In the early stage of scaffolding dismantling, the force structure of the bridge body greatly changes, and a large strain is generated. During the process of scaffolding dismantling, the stresses in different cross sections of the bridge vary due to the uneven stress distribution. In total, four strain-sensing fiber lines are laid during the implementation of the project, so it is possible to analyze and compare the force changes at different positions of the same cross section. Five days after the bridge scaffolding is removed, the bridge body is basically stable, and the stress distribution is fairly uniform. At this time, the differences in strain of the four lines measured on the same day are small. Figure 7 shows the strain diagrams of line 1 to line 4 after the scaffolding has been removed, and the result reveals that the differences in strain due to different line positions are not large.

5. Deformation Simulation of the Bridge Body after the Scaffolding Dismantling

To understand the deformation pattern of a long-span variable-cross-section steel box girder bridge under stress, a bridge model is built, and the shell element is adopted in the model (Figure 8). When the scaffolding is removed, the constraint condition of the bridge is only a vertical constraint at the pier, i.e., the vertical constraints are set at the north and south ends of the bridge and 100 m from the north and south bridge spans. A uniform gravity is applied to the established model, and the results are calculated. Figure 9 shows the simulated strain diagrams based on the numerical calculation at the positions of lines 1–4, and the field measurement result after the scaffolding removal is added in Figure 9 for comparison.

Pearson correlation coefficient between the field measurement and the model analysis data is calculated. The correlation coefficients of lines 1–4 are 0.88, 0.83, 0.89 and 0.89, respectively. The field measured and analyzed strain of lines 1–4 has a very strong correlation. The measured data of the negative strain are slightly larger than the software simulation values because the software calculation conditions are ideal, but the welding stress and uneven distribution of stress in the bridge during the field construction can affect the strain values. In the finite element model, the constraints added at the pier are vertical constraints, and there is no constraint in the radial direction of the bridge. However, although the bridge support has no fixed constraint in the radial direction, due to the existence of the frictional force, there are certain constraints in the radial direction.

6. Conclusions

The monitoring of the bridge during the scaffolding dismantling process can reveal the strain redistribution.
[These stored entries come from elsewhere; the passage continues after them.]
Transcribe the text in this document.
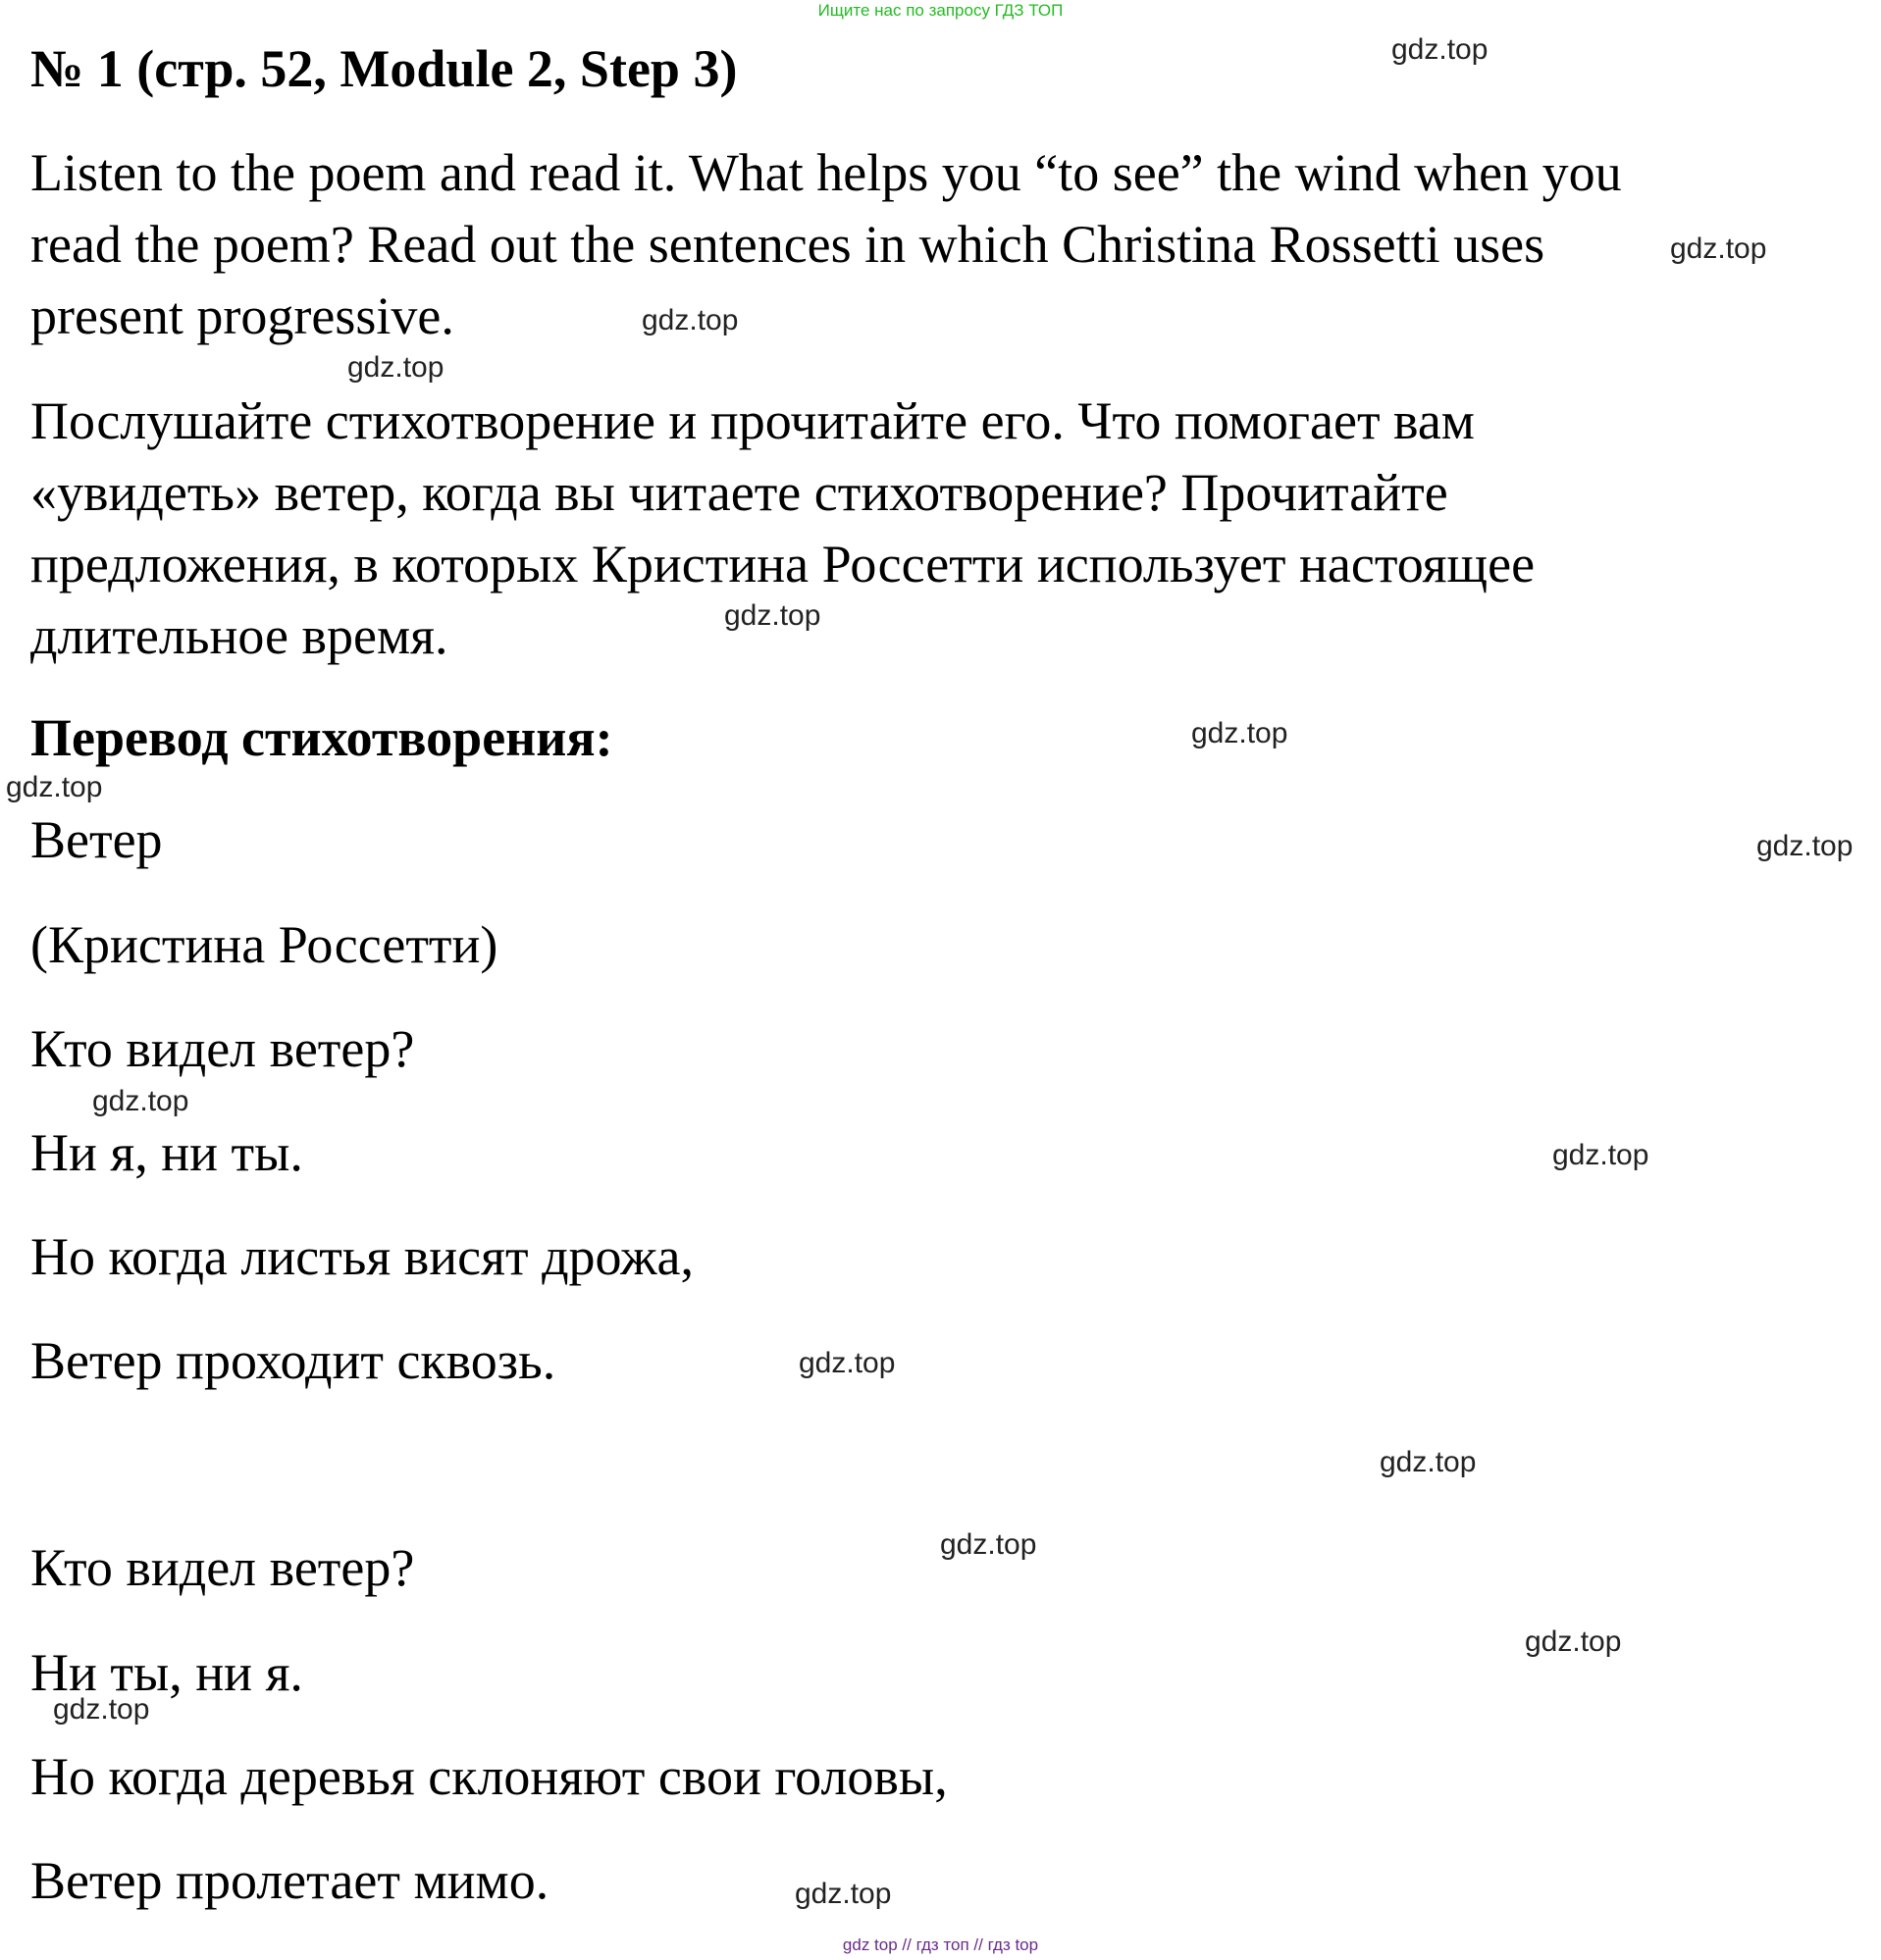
Ищите нас по запросу ГДЗ ТОП
№ 1 (стр. 52, Module 2, Step 3)
Listen to the poem and read it. What helps you “to see” the wind when you
read the poem? Read out the sentences in which Christina Rossetti uses
present progressive.
Послушайте стихотворение и прочитайте его. Что помогает вам
«увидеть» ветер, когда вы читаете стихотворение? Прочитайте
предложения, в которых Кристина Россетти использует настоящее
длительное время.
Перевод стихотворения:
Ветер
(Кристина Россетти)
Кто видел ветер?
Ни я, ни ты.
Но когда листья висят дрожа,
Ветер проходит сквозь.
Кто видел ветер?
Ни ты, ни я.
Но когда деревья склоняют свои головы,
Ветер пролетает мимо.
gdz.top
gdz.top
gdz.top
gdz.top
gdz.top
gdz.top
gdz.top
gdz.top
gdz.top
gdz.top
gdz.top
gdz.top
gdz.top
gdz.top
gdz.top
gdz.top
gdz top // гдз топ // гдз top
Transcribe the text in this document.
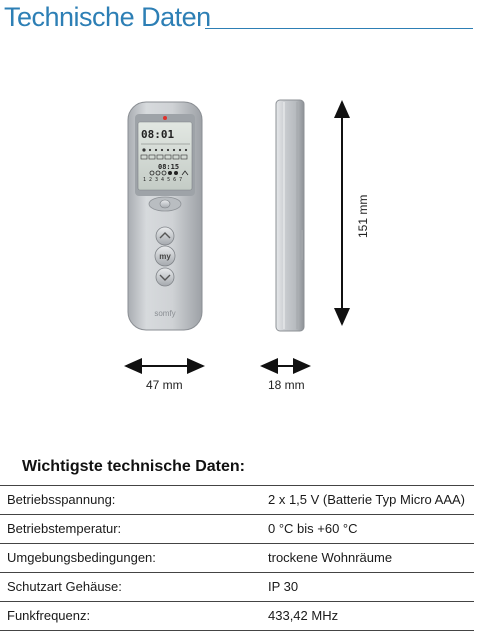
Technische Daten
08:01
08:15
1 2 3 4 5 6 7
my
somfy
47 mm	18 mm
151 mm
Wichtigste technische Daten:
Betriebsspannung:	2 x 1,5 V (Batterie Typ Micro AAA)
Betriebstemperatur:	0 °C bis +60 °C
Umgebungsbedingungen:	trockene Wohnräume
Schutzart Gehäuse:	IP 30
Funkfrequenz:	433,42 MHz
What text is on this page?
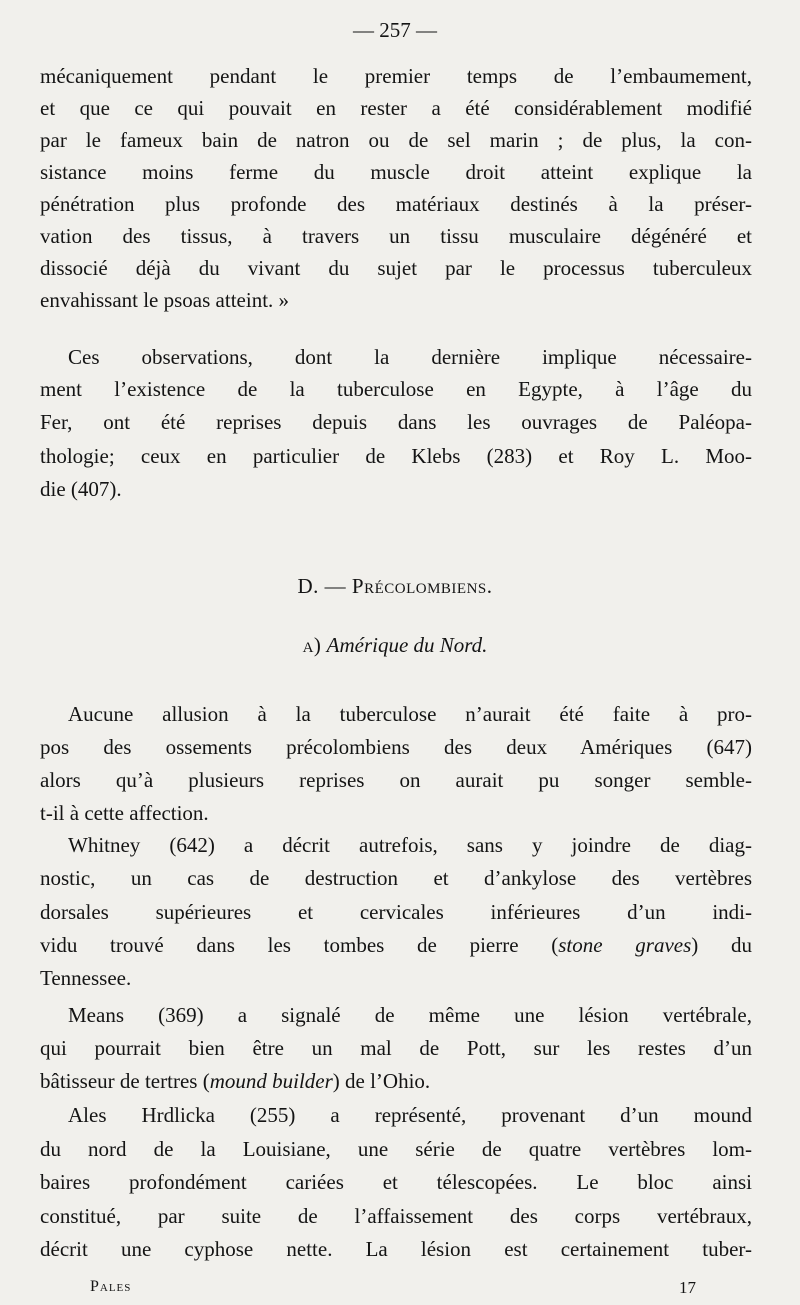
— 257 —
mécaniquement pendant le premier temps de l’embaumement,
et que ce qui pouvait en rester a été considérablement modifié
par le fameux bain de natron ou de sel marin ; de plus, la con-
sistance moins ferme du muscle droit atteint explique la
pénétration plus profonde des matériaux destinés à la préser-
vation des tissus, à travers un tissu musculaire dégénéré et
dissocié déjà du vivant du sujet par le processus tuberculeux
envahissant le psoas atteint. »
Ces observations, dont la dernière implique nécessaire-
ment l’existence de la tuberculose en Egypte, à l’âge du
Fer, ont été reprises depuis dans les ouvrages de Paléopa-
thologie; ceux en particulier de Klebs (283) et Roy L. Moo-
die (407).
D. — Précolombiens.
a) Amérique du Nord.
Aucune allusion à la tuberculose n’aurait été faite à pro-
pos des ossements précolombiens des deux Amériques (647)
alors qu’à plusieurs reprises on aurait pu songer semble-
t-il à cette affection.
Whitney (642) a décrit autrefois, sans y joindre de diag-
nostic, un cas de destruction et d’ankylose des vertèbres
dorsales supérieures et cervicales inférieures d’un indi-
vidu trouvé dans les tombes de pierre (stone graves) du
Tennessee.
Means (369) a signalé de même une lésion vertébrale,
qui pourrait bien être un mal de Pott, sur les restes d’un
bâtisseur de tertres (mound builder) de l’Ohio.
Ales Hrdlicka (255) a représenté, provenant d’un mound
du nord de la Louisiane, une série de quatre vertèbres lom-
baires profondément cariées et télescopées. Le bloc ainsi
constitué, par suite de l’affaissement des corps vertébraux,
décrit une cyphose nette. La lésion est certainement tuber-
Pales	17
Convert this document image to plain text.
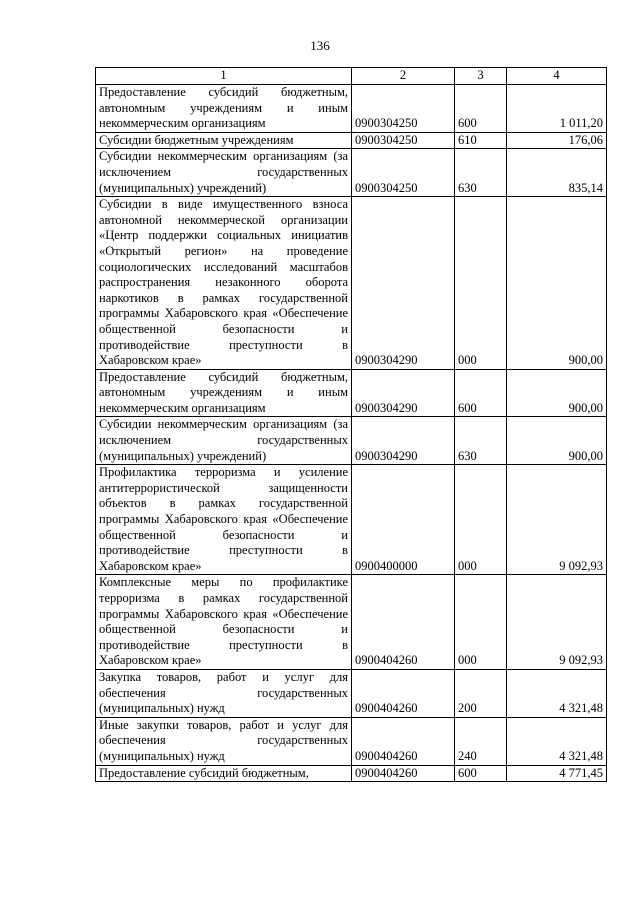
136
1	2	3	4
Предоставление субсидий бюджетным, автономным учреждениям и иным некоммерческим организациям	0900304250	600	1 011,20
Субсидии бюджетным учреждениям	0900304250	610	176,06
Субсидии некоммерческим организациям (за исключением государственных (муниципальных) учреждений)	0900304250	630	835,14
Субсидии в виде имущественного взноса автономной некоммерческой организации «Центр поддержки социальных инициатив «Открытый регион» на проведение социологических исследований масштабов распространения незаконного оборота наркотиков в рамках государственной программы Хабаровского края «Обеспечение общественной безопасности и противодействие преступности в Хабаровском крае»	0900304290	000	900,00
Предоставление субсидий бюджетным, автономным учреждениям и иным некоммерческим организациям	0900304290	600	900,00
Субсидии некоммерческим организациям (за исключением государственных (муниципальных) учреждений)	0900304290	630	900,00
Профилактика терроризма и усиление антитеррористической защищенности объектов в рамках государственной программы Хабаровского края «Обеспечение общественной безопасности и противодействие преступности в Хабаровском крае»	0900400000	000	9 092,93
Комплексные меры по профилактике терроризма в рамках государственной программы Хабаровского края «Обеспечение общественной безопасности и противодействие преступности в Хабаровском крае»	0900404260	000	9 092,93
Закупка товаров, работ и услуг для обеспечения государственных (муниципальных) нужд	0900404260	200	4 321,48
Иные закупки товаров, работ и услуг для обеспечения государственных (муниципальных) нужд	0900404260	240	4 321,48
Предоставление субсидий бюджетным,	0900404260	600	4 771,45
In this study, the distributed sensing fiber lines were installed in the steel box girder, and each line had a length of more than 350 m. The on-line monitoring of the bridge strain during the scaffolding dismantling process was carried out. The data with an interval of 0.1 m recorded the strain distribution of the whole length of the steel box girder. A bridge finite element model was built to simulate the scaffolding removed condition, and the strain distribution results were compared with the measured data to study the correlation for each measurement line. This study revealed the box girder strain redistribution caused by the scaffolding dismantling process. In future studies, the bridge finite model will be updated based on results obtained in the field, and the safety performance of the bridge will be comprehensively evaluated.

Data Availability

The data used to support the findings of this study are available from the corresponding author upon request.

Conflicts of Interest

The authors declare that they have no conflicts of interest.

Acknowledgments

This work was supported by Nanjing University of Science and Technology, Start-Up, grant number: AE89991.